Shell Retires Renewable Energy Business

March 19, 2009 | Jesse Jenkins,

Guest post by Alex Park

Shell might not have been a major player in clean tech, having never dedicated more that around 1 percent of its investments to renewable energy, or a paltry 1.25 billion dollars between 1999 and 2006. But as of this week, Shell has decided that it won't be a clean tech player at all. The reason? In the words of one exec, "We do not expect material amounts of investment in those areas going forward." That's according to a story posted yesterday in Reuters.

In other words, even with diminishing oil production, even with Obama in the White House, even with climate change, Shell is taking its money out of renewable energy because as of yet, it is simply not bolstering the firm's bottom line. And if it can't do that, then Shell can't stay in renewables if it wants to stay in business. It's that simple.

But the news is not just about Shell...

Shell never backed climate change denial with the same vigor as Exxon Mobil, but it wasn't exactly known for having a positive impact on the environment, either. So when Shell, along with BP and Chevron, announced an investment shift into clean tech at the beginning of the decade, many anxious observers declared it proof that renewables were on their way to replacing oil without radical technological advancement.

Now that paradigm is shattered, and the environmental crowd needs to take note: First, in it's current technological state, most renewable energy technologies cost too much to make much business sense, plain and simple. Second, the existing array of push factors - political pressure, peak oil, climate change, and the threat of a cap and trade system and/or a carbon tax - are only enough to get Big Oil to temporarily rethink aspects of it's business plan, not to chart out a radical new path towards renewable energy.

Is that a big surprise? Hopefully its a big wake-up call to environmentalists, because it will certainly be that to Big Oil. In the next year, expect Shell's industry peers who followed suit with their own developments in wind, solar and geothermal to start making similar announcements. The likelihood is that oil executives across the board who made the choice to diversify can already see the news in their accounting statements. Chances are, we'll see it in our headlines before long, too.

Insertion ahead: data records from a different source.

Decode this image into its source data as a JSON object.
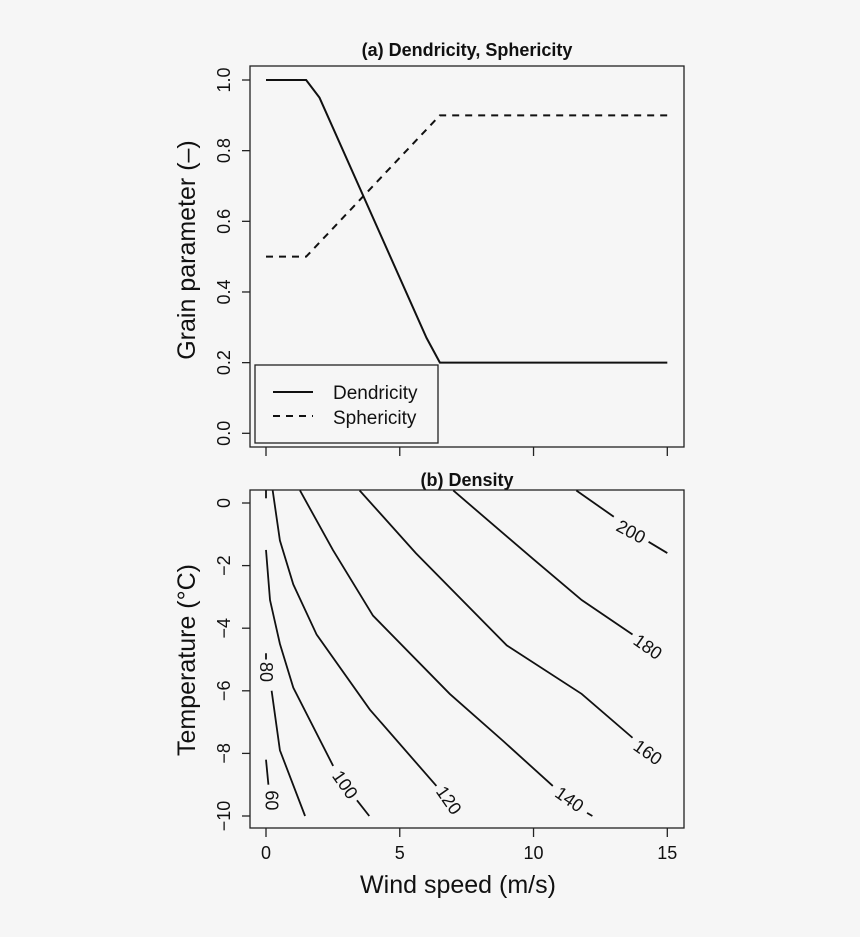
{
  "chart_data": [
    {
      "type": "line",
      "title": "(a) Dendricity, Sphericity",
      "xlabel": "",
      "ylabel": "Grain parameter (–)",
      "xlim": [
        0,
        15
      ],
      "ylim": [
        0,
        1
      ],
      "x_ticks": [
        0,
        5,
        10,
        15
      ],
      "y_ticks": [
        "0.0",
        "0.2",
        "0.4",
        "0.6",
        "0.8",
        "1.0"
      ],
      "grid": false,
      "legend_position": "bottom-left",
      "series": [
        {
          "name": "Dendricity",
          "style": "solid",
          "x": [
            0,
            1.5,
            2.0,
            6.0,
            6.5,
            15
          ],
          "y": [
            1.0,
            1.0,
            0.95,
            0.27,
            0.2,
            0.2
          ]
        },
        {
          "name": "Sphericity",
          "style": "dashed",
          "x": [
            0,
            1.5,
            6.5,
            15
          ],
          "y": [
            0.5,
            0.5,
            0.9,
            0.9
          ]
        }
      ]
    },
    {
      "type": "contour",
      "title": "(b) Density",
      "xlabel": "Wind speed (m/s)",
      "ylabel": "Temperature (°C)",
      "xlim": [
        0,
        15
      ],
      "ylim": [
        -10,
        0
      ],
      "x_ticks": [
        "0",
        "5",
        "10",
        "15"
      ],
      "y_ticks": [
        "−10",
        "−8",
        "−6",
        "−4",
        "−2",
        "0"
      ],
      "grid": false,
      "contours": [
        {
          "level": "60",
          "label_at": [
            0.21,
            -9.5
          ],
          "segments": [
            [
              [
                0,
                -8.2
              ],
              [
                0.09,
                -9.0
              ]
            ]
          ]
        },
        {
          "level": "80",
          "label_at": [
            0,
            -5.4
          ],
          "segments": [
            [
              [
                0,
                -4.8
              ],
              [
                0,
                -5.0
              ]
            ],
            [
              [
                0.21,
                -6.0
              ],
              [
                0.52,
                -7.9
              ],
              [
                1.46,
                -10.0
              ]
            ]
          ]
        },
        {
          "level": "100",
          "label_at": [
            2.95,
            -9.0
          ],
          "segments": [
            [
              [
                0,
                0.4
              ],
              [
                0,
                0.15
              ]
            ],
            [
              [
                0,
                -1.5
              ],
              [
                0.15,
                -3.1
              ],
              [
                0.52,
                -4.5
              ],
              [
                1.02,
                -5.9
              ],
              [
                2.51,
                -8.4
              ]
            ],
            [
              [
                3.4,
                -9.5
              ],
              [
                3.86,
                -10.0
              ]
            ]
          ]
        },
        {
          "level": "120",
          "label_at": [
            6.83,
            -9.5
          ],
          "segments": [
            [
              [
                0.25,
                0.4
              ],
              [
                0.52,
                -1.2
              ],
              [
                1.02,
                -2.6
              ],
              [
                1.89,
                -4.2
              ],
              [
                3.88,
                -6.6
              ],
              [
                6.37,
                -9.04
              ]
            ]
          ]
        },
        {
          "level": "140",
          "label_at": [
            11.34,
            -9.47
          ],
          "segments": [
            [
              [
                1.27,
                0.4
              ],
              [
                2.5,
                -1.5
              ],
              [
                4.0,
                -3.6
              ],
              [
                6.87,
                -6.1
              ],
              [
                8.86,
                -7.6
              ],
              [
                10.72,
                -9.04
              ]
            ],
            [
              [
                12.0,
                -9.9
              ],
              [
                12.2,
                -10.0
              ]
            ]
          ]
        },
        {
          "level": "160",
          "label_at": [
            14.27,
            -7.97
          ],
          "segments": [
            [
              [
                3.5,
                0.4
              ],
              [
                5.6,
                -1.6
              ],
              [
                9.0,
                -4.55
              ],
              [
                11.8,
                -6.1
              ],
              [
                13.7,
                -7.5
              ]
            ]
          ]
        },
        {
          "level": "180",
          "label_at": [
            14.27,
            -4.6
          ],
          "segments": [
            [
              [
                7.0,
                0.4
              ],
              [
                10.0,
                -1.8
              ],
              [
                11.8,
                -3.1
              ],
              [
                13.7,
                -4.2
              ]
            ]
          ]
        },
        {
          "level": "200",
          "label_at": [
            13.64,
            -0.92
          ],
          "segments": [
            [
              [
                11.6,
                0.4
              ],
              [
                13.0,
                -0.44
              ]
            ],
            [
              [
                14.3,
                -1.24
              ],
              [
                15.0,
                -1.6
              ]
            ]
          ]
        }
      ]
    }
  ]
}
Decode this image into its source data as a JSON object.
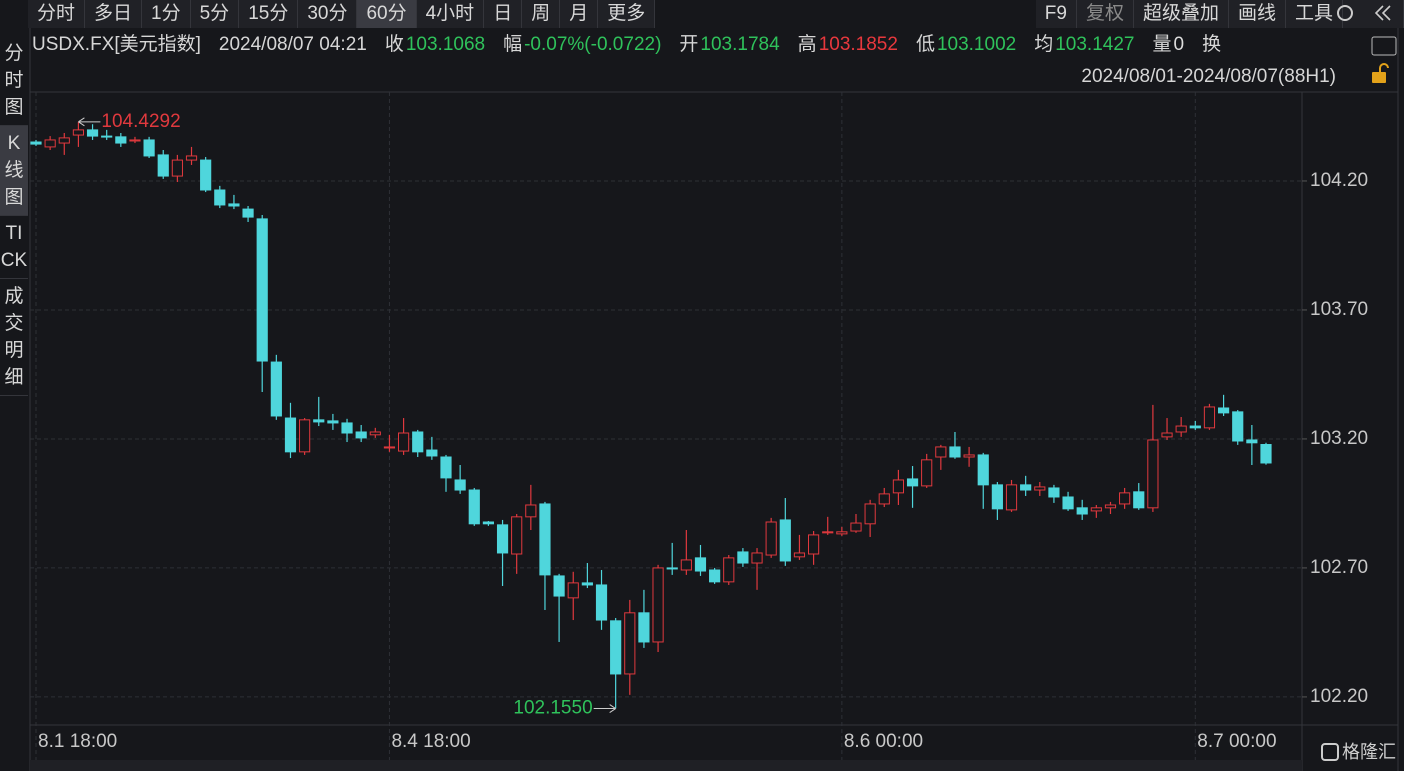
{
  "toolbar": {
    "tabs": [
      "分时",
      "多日",
      "1分",
      "5分",
      "15分",
      "30分",
      "60分",
      "4小时",
      "日",
      "周",
      "月",
      "更多"
    ],
    "selected": "60分",
    "right": [
      "F9",
      "复权",
      "超级叠加",
      "画线",
      "工具"
    ]
  },
  "sidebar": [
    "分时图",
    "K线图",
    "TICK",
    "成交明细"
  ],
  "info": {
    "symbol": "USDX.FX[美元指数]",
    "datetime": "2024/08/07 04:21",
    "fields": [
      {
        "label": "收",
        "value": "103.1068",
        "color": "#2fc25b"
      },
      {
        "label": "幅",
        "value": "-0.07%(-0.0722)",
        "color": "#2fc25b"
      },
      {
        "label": "开",
        "value": "103.1784",
        "color": "#2fc25b"
      },
      {
        "label": "高",
        "value": "103.1852",
        "color": "#e8383d"
      },
      {
        "label": "低",
        "value": "103.1002",
        "color": "#2fc25b"
      },
      {
        "label": "均",
        "value": "103.1427",
        "color": "#2fc25b"
      },
      {
        "label": "量",
        "value": "0",
        "color": "#dddddd"
      },
      {
        "label": "换"
      }
    ],
    "range": "2024/08/01-2024/08/07(88H1)"
  },
  "watermark": "格隆汇",
  "chart_data": {
    "type": "candlestick",
    "categories": [
      "8.1 18:00",
      null,
      null,
      null,
      null,
      null,
      null,
      null,
      null,
      null,
      null,
      null,
      null,
      null,
      null,
      null,
      null,
      null,
      null,
      null,
      null,
      null,
      null,
      null,
      null,
      "8.4 18:00",
      null,
      null,
      null,
      null,
      null,
      null,
      null,
      null,
      null,
      null,
      null,
      null,
      null,
      null,
      null,
      null,
      null,
      null,
      null,
      null,
      null,
      null,
      null,
      null,
      null,
      null,
      null,
      null,
      null,
      null,
      null,
      "8.6 00:00",
      null,
      null,
      null,
      null,
      null,
      null,
      null,
      null,
      null,
      null,
      null,
      null,
      null,
      null,
      null,
      null,
      null,
      null,
      null,
      null,
      null,
      null,
      null,
      null,
      "8.7 00:00",
      null,
      null,
      null,
      null,
      null
    ],
    "open": [
      104.351,
      104.332,
      104.347,
      104.378,
      104.398,
      104.374,
      104.371,
      104.355,
      104.359,
      104.301,
      104.219,
      104.281,
      104.281,
      104.165,
      104.111,
      104.091,
      104.053,
      103.498,
      103.281,
      103.15,
      103.274,
      103.27,
      103.262,
      103.227,
      103.216,
      103.165,
      103.153,
      103.227,
      103.157,
      103.13,
      103.041,
      103.002,
      102.878,
      102.867,
      102.754,
      102.898,
      102.948,
      102.669,
      102.584,
      102.642,
      102.634,
      102.495,
      102.289,
      102.526,
      102.413,
      102.7,
      102.692,
      102.739,
      102.692,
      102.646,
      102.762,
      102.719,
      102.75,
      102.886,
      102.743,
      102.754,
      102.836,
      102.832,
      102.843,
      102.871,
      102.948,
      102.991,
      103.045,
      103.018,
      103.13,
      103.169,
      103.13,
      103.138,
      103.022,
      102.925,
      103.022,
      103.002,
      103.01,
      102.975,
      102.933,
      102.921,
      102.933,
      102.948,
      102.995,
      102.933,
      103.208,
      103.227,
      103.25,
      103.243,
      103.32,
      103.305,
      103.196,
      103.1784
    ],
    "high": [
      104.359,
      104.374,
      104.386,
      104.4292,
      104.42,
      104.398,
      104.386,
      104.371,
      104.371,
      104.32,
      104.301,
      104.332,
      104.293,
      104.181,
      104.146,
      104.103,
      104.068,
      103.526,
      103.34,
      103.281,
      103.363,
      103.297,
      103.278,
      103.254,
      103.243,
      103.216,
      103.281,
      103.235,
      103.208,
      103.138,
      103.099,
      103.01,
      102.882,
      102.886,
      102.909,
      103.022,
      102.956,
      102.677,
      102.685,
      102.719,
      102.692,
      102.506,
      102.576,
      102.615,
      102.712,
      102.797,
      102.847,
      102.789,
      102.7,
      102.75,
      102.777,
      102.777,
      102.894,
      102.971,
      102.828,
      102.843,
      102.898,
      102.859,
      102.909,
      102.964,
      103.01,
      103.08,
      103.095,
      103.142,
      103.177,
      103.227,
      103.169,
      103.146,
      103.033,
      103.041,
      103.057,
      103.033,
      103.022,
      102.995,
      102.964,
      102.944,
      102.956,
      103.01,
      103.029,
      103.332,
      103.281,
      103.285,
      103.27,
      103.336,
      103.371,
      103.312,
      103.254,
      103.1852
    ],
    "low": [
      104.336,
      104.32,
      104.301,
      104.332,
      104.359,
      104.359,
      104.332,
      104.347,
      104.289,
      104.208,
      104.196,
      104.262,
      104.157,
      104.095,
      104.091,
      104.041,
      103.382,
      103.274,
      103.126,
      103.138,
      103.25,
      103.235,
      103.188,
      103.188,
      103.204,
      103.15,
      103.138,
      103.13,
      103.119,
      102.995,
      102.987,
      102.863,
      102.863,
      102.63,
      102.677,
      102.847,
      102.537,
      102.413,
      102.498,
      102.622,
      102.46,
      102.155,
      102.208,
      102.39,
      102.374,
      102.673,
      102.673,
      102.669,
      102.638,
      102.634,
      102.704,
      102.615,
      102.739,
      102.708,
      102.731,
      102.712,
      102.828,
      102.824,
      102.836,
      102.82,
      102.936,
      102.944,
      102.933,
      103.01,
      103.08,
      103.123,
      103.092,
      102.929,
      102.886,
      102.917,
      102.979,
      102.979,
      102.952,
      102.921,
      102.886,
      102.894,
      102.909,
      102.929,
      102.925,
      102.917,
      103.196,
      103.208,
      103.235,
      103.235,
      103.289,
      103.177,
      103.099,
      103.1002
    ],
    "close": [
      104.343,
      104.359,
      104.367,
      104.398,
      104.374,
      104.371,
      104.347,
      104.359,
      104.297,
      104.219,
      104.281,
      104.297,
      104.165,
      104.107,
      104.103,
      104.06,
      103.502,
      103.289,
      103.15,
      103.274,
      103.266,
      103.262,
      103.223,
      103.204,
      103.227,
      103.169,
      103.223,
      103.15,
      103.134,
      103.049,
      103.002,
      102.871,
      102.871,
      102.758,
      102.898,
      102.944,
      102.673,
      102.591,
      102.642,
      102.634,
      102.498,
      102.289,
      102.526,
      102.413,
      102.7,
      102.696,
      102.731,
      102.688,
      102.646,
      102.739,
      102.719,
      102.758,
      102.878,
      102.727,
      102.758,
      102.828,
      102.84,
      102.84,
      102.874,
      102.948,
      102.987,
      103.041,
      103.018,
      103.119,
      103.169,
      103.13,
      103.138,
      103.022,
      102.929,
      103.022,
      103.002,
      103.014,
      102.975,
      102.929,
      102.909,
      102.933,
      102.944,
      102.991,
      102.933,
      103.196,
      103.223,
      103.25,
      103.243,
      103.324,
      103.301,
      103.192,
      103.185,
      103.1068
    ],
    "up_color": "#e0393e",
    "down_color": "#4fd6dc",
    "high_marker": 104.4292,
    "low_marker": {
      "value": 102.155,
      "label": "102.1550"
    },
    "ylim": [
      102.095,
      104.541
    ],
    "yticks": [
      {
        "value": 104.2,
        "label": "104.20"
      },
      {
        "value": 103.7,
        "label": "103.70"
      },
      {
        "value": 103.2,
        "label": "103.20"
      },
      {
        "value": 102.7,
        "label": "102.70"
      },
      {
        "value": 102.2,
        "label": "102.20"
      }
    ],
    "grid": true
  }
}
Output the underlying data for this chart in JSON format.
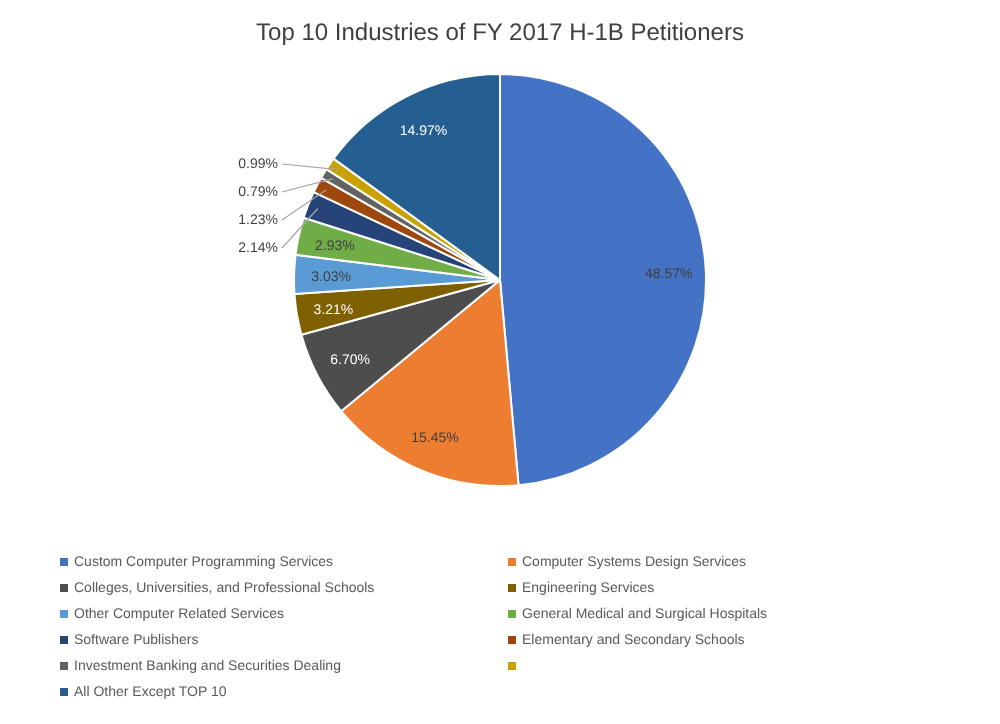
{
  "chart_data": {
    "type": "pie",
    "title": "Top 10 Industries of FY 2017 H-1B Petitioners",
    "categories": [
      "Custom Computer Programming Services",
      "Computer Systems Design Services",
      "Colleges, Universities, and Professional Schools",
      "Engineering Services",
      "Other Computer Related Services",
      "General Medical and Surgical Hospitals",
      "Software Publishers",
      "Elementary and Secondary Schools",
      "Investment Banking and Securities Dealing",
      null,
      "All Other Except TOP 10"
    ],
    "values": [
      48.57,
      15.45,
      6.7,
      3.21,
      3.03,
      2.93,
      2.14,
      1.23,
      0.79,
      0.99,
      14.97
    ],
    "value_labels": [
      "48.57%",
      "15.45%",
      "6.70%",
      "3.21%",
      "3.03%",
      "2.93%",
      "2.14%",
      "1.23%",
      "0.79%",
      "0.99%",
      "14.97%"
    ],
    "colors": [
      "#4472c4",
      "#ed7d31",
      "#4d4d4d",
      "#7f6000",
      "#5b9bd5",
      "#70ad47",
      "#264478",
      "#9e480e",
      "#636363",
      "#c9a100",
      "#255e91"
    ],
    "legend": "bottom"
  }
}
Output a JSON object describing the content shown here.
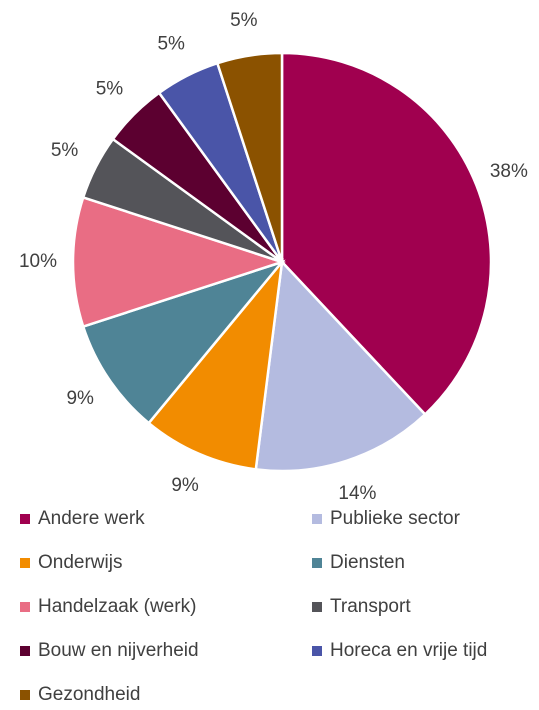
{
  "chart_data": {
    "type": "pie",
    "categories": [
      "Andere werk",
      "Publieke sector",
      "Onderwijs",
      "Diensten",
      "Handelzaak (werk)",
      "Transport",
      "Bouw en nijverheid",
      "Horeca en vrije tijd",
      "Gezondheid"
    ],
    "values": [
      38,
      14,
      9,
      9,
      10,
      5,
      5,
      5,
      5
    ],
    "value_labels": [
      "38%",
      "14%",
      "9%",
      "9%",
      "10%",
      "5%",
      "5%",
      "5%",
      "5%"
    ],
    "colors": [
      "#a0004f",
      "#b4bbe0",
      "#f28c00",
      "#4f8496",
      "#e96d84",
      "#545459",
      "#5c0030",
      "#4a55a8",
      "#8b5200"
    ],
    "legend": "bottom"
  }
}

The curious thing is, with the above mentioned push factors, Shell and its peers should want an alternative to oil. Peak oil in particular poses a dire threat to the business. Big Oil could wiggle its way out of cap and trade and climate tax, if only because most of its operations happen out of the country. But increased oil scarcity is a real, present threat.

Last year, Exxon Mobil - by far the biggest oil company in the world - boosted its exploration and development budget 25%, or 125 billion dollars over five years. Like Shell, Exxon's oil production has also diminished, and most of its future resource base is staked not in conventional oil and gas deposits, but in the far harder to process, far more expensive to exploit tar sands.

Peak oil is probably a better explanation why Shell and other oil companies started toying with the idea of renewables in the first place. Exxon has staked its entire future on unconventional oil sources and future exploration, on the hope that something will turn up where no one has found it before.

But Shell, along with BP, Chevron, ConnocoPhillips and others, devoted at least some of its resources looking for a future in alternative energy. Like Exxon, Shell's investment in renewable energy was part of an effort to bolster future profits in a world of diminishing oil, and to secure a piece of the energy pie in coming decades. In that case, by announcing its retirement from the clean tech game, Shell has signaled that it's no longer betting any money that wind, solar and geothermal will be a significant part of the energy mix in the future. The safer bet is on expensive tar sands, and guarantee-less exploration projects deep inside the earth.

And that should be the real wake up call: renewable energy is not just prohibitively expensive. Shell is betting, once and for all, that given its current rate of development, the future of renewable energy is less secure than the future of oil.

Alex Park is an Oakland native, and now a senior Sociology major at Macalester College in Saint Paul, MN. Alex hopes to pursue a career in journalism to report on the social implications of energy policy and deployment in the developing world.


Comments

Another factor that should be considered is that natural gas is becoming more accessible (e.g., shale gas) and LNG is growing throughout the world (though local communities in the US appear to be more forcefully opposing the terminals). The alternatives advocates (myself included) need to keep in mind that these are moving targets.